During those struggles, jailers used Taser guns seven times and struck him with their fists and knees – including the maneuver known as the donkey kick.
Finally, after jailers tied Sichiro to a “restraint chair,” he lapsed into unconsciousness. He later died at a hospital.
The donkey kick subsequently was banned as an acceptable control method used by Spokane County jailers.
The medical examiner ruled Sichiro’s death as a homicide after determining he died from a lacerated liver and other internal injuries.

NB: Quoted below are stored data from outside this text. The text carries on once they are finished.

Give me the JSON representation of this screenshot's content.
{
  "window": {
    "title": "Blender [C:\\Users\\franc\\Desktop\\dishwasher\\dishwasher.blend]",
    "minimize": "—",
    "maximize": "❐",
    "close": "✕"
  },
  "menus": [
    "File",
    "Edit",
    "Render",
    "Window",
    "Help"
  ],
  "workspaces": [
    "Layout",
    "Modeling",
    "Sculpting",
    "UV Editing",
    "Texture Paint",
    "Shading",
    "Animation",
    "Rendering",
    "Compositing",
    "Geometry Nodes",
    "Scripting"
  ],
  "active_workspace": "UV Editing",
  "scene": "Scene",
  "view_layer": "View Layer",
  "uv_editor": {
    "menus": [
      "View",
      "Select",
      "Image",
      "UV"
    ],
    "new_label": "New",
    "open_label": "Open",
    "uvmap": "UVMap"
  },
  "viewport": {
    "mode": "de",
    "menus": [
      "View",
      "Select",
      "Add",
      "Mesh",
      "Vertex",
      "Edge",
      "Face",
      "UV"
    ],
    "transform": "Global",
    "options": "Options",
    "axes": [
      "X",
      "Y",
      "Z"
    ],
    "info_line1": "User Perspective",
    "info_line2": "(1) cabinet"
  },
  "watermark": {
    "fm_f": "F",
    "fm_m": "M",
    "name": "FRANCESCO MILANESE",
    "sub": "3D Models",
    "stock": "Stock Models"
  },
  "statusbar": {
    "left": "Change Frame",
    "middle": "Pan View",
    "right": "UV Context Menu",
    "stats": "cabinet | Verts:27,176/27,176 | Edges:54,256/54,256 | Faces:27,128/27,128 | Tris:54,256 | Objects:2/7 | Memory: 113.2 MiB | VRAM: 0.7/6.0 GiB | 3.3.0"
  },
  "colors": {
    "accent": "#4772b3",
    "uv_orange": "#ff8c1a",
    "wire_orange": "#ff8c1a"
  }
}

John C. Elam, the jailer who delivered the donkey kick, was hired three weeks later to become a Spokane police officer – a job he held a brief time before being dismissed from the force for lying.
Devlin said he’s not even sure the so-called donkey kick was the fatal blow.
“It’s a very tragic set of circumstances,” he said.
The case awaits final approval by U.S. District Judge Fred Van Sickle. Had it gone to trial, a jury could have ordered the county to pay much more than the settled amount, including punitive damages for out of pocket expenses, pain and suffering and loss of parent child relationship, Devlin said.
“I’m still not convinced that (jailers) are getting the proper training … to recognize potentially life threatening situations,” Devlin said. Sichiro “fell through the cracks in many ways.”